ジャミルは余裕のある表情を浮かべて、刀の先端に手を添えて受け止める構えをみせた。
一方で、ジャミルの二本の触手に苦戦している勇気は、退くことも攻めることも出来ず、触手をガードすることに全神経を集中させていた。
まだだ…… 必ずチャンスは来る!
優は、離れた場所から、この攻防の成り行きを見守っている。
「ドリャアアアアア!!!」
ちょうど麗斗が放った飛ぶ斬撃をジャミルが受け止めるのと同時に、繁沢がタックルの姿勢でジャミルに向かっていった。冷静に観察していたジャミルは、繁沢に気づき、一本の触手を繁沢の迎撃に向かわせた。
麗斗が放った飛ぶ斬撃は、通常時の、およそ二倍くらいの巨大な斬撃に成長しており、受け止めているジャミルの顔から、余裕のある表情が消えていた。

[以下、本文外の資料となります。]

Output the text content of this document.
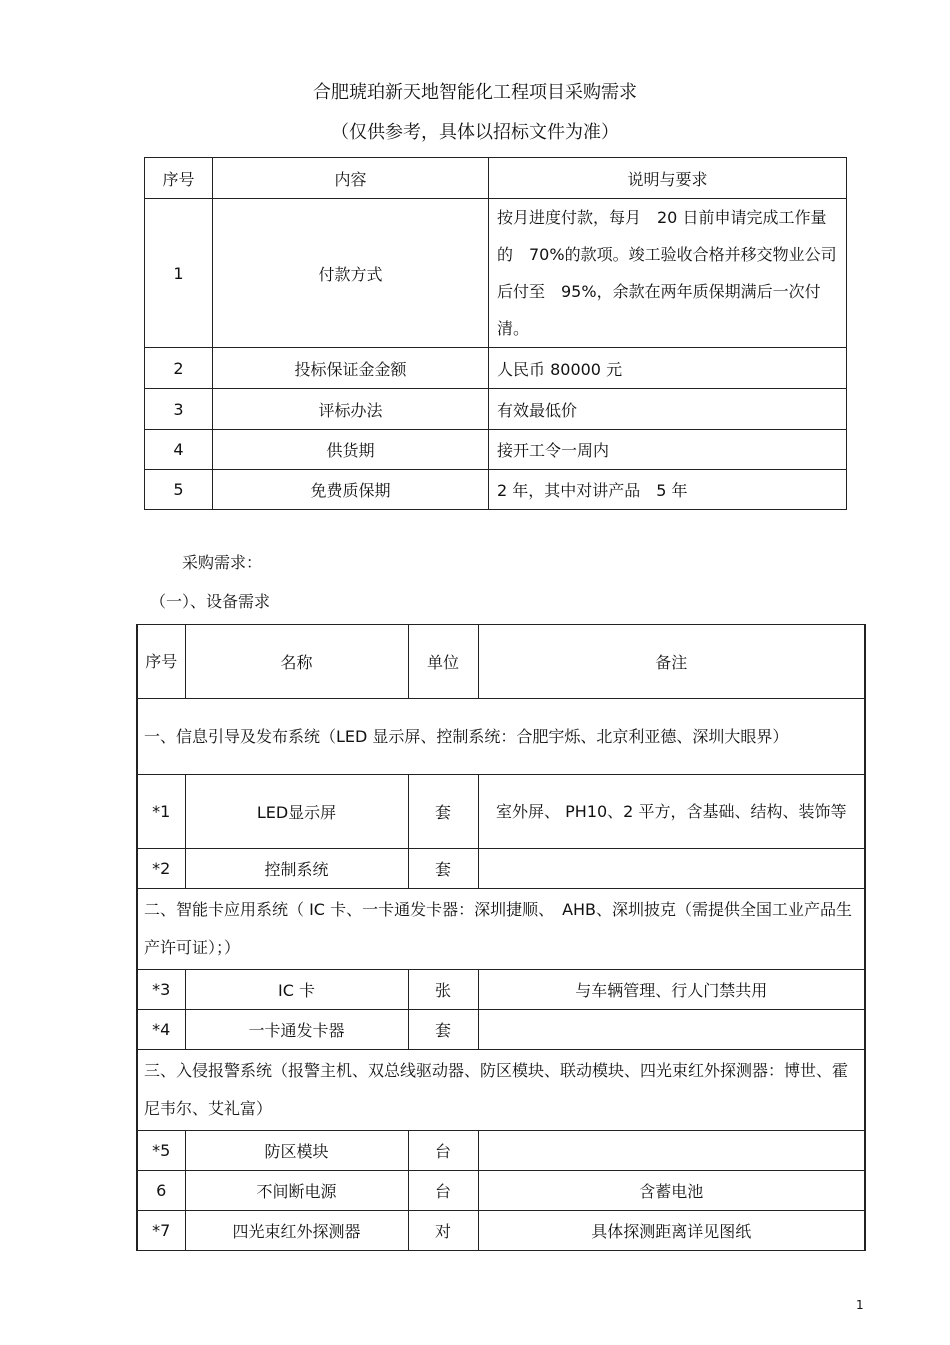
合肥琥珀新天地智能化工程项目采购需求
（仅供参考，具体以招标文件为准）
序号	内容	说明与要求
1	付款方式	按月进度付款，每月　20 日前申请完成工作量的　70%的款项。竣工验收合格并移交物业公司后付至　95%，余款在两年质保期满后一次付清。
2	投标保证金金额	人民币 80000 元
3	评标办法	有效最低价
4	供货期	接开工令一周内
5	免费质保期	2 年，其中对讲产品　5 年
采购需求：
（一）、设备需求
序号	名称	单位	备注
一、信息引导及发布系统（LED 显示屏、控制系统：合肥宇烁、北京利亚德、深圳大眼界）			
*1	LED显示屏	套	室外屏、 PH10、2 平方，含基础、结构、装饰等
*2	控制系统	套	
二、智能卡应用系统（ IC 卡、一卡通发卡器：深圳捷顺、　AHB、深圳披克（需提供全国工业产品生产许可证）；）			
*3	IC 卡	张	与车辆管理、行人门禁共用
*4	一卡通发卡器	套	
三、入侵报警系统（报警主机、双总线驱动器、防区模块、联动模块、四光束红外探测器：博世、霍尼韦尔、艾礼富）			
*5	防区模块	台	
6	不间断电源	台	含蓄电池
*7	四光束红外探测器	对	具体探测距离详见图纸
1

麗斗の斬撃はなんとか受け止めることができたが、捨て身の繁沢のタックルを一本の触手では止めることができない。ジャミルは、仕方なく二本の触手で対応するしかない。
「ナイスだおっさん!!」
千載一遇のチャンスの到来だった。辰美は体制を立て直し、再びジャミルに向けて剣を振るった。
勇気も左側の触手一本に狙いを定めて、剣を振るった。
「グッ……クソッ!! てめえら!!」
辰美はジャミルの刀を魔力で普段よりも多く纏った左手で受け止めて、左側の触手に会心の一刀を振り下ろした。
勇気と辰美の一刀は、触手を一刀両断していた。
それだけではない。繁沢はついにジャミルの懐に入ると、万力の力を込めて、ジャミルの腰を押さえつけていた。ジャミルの触手は繁沢の背中を叩き続ける。それと同時に、繁沢の勇者の服は、脛から下だけになっていた。
「まだ勇者の服は壊れてない! おいらはどうなっても、お前を倒せればそれでいい!!」
繁沢の決意を秘めた強い目に、ジャミルは身震いした。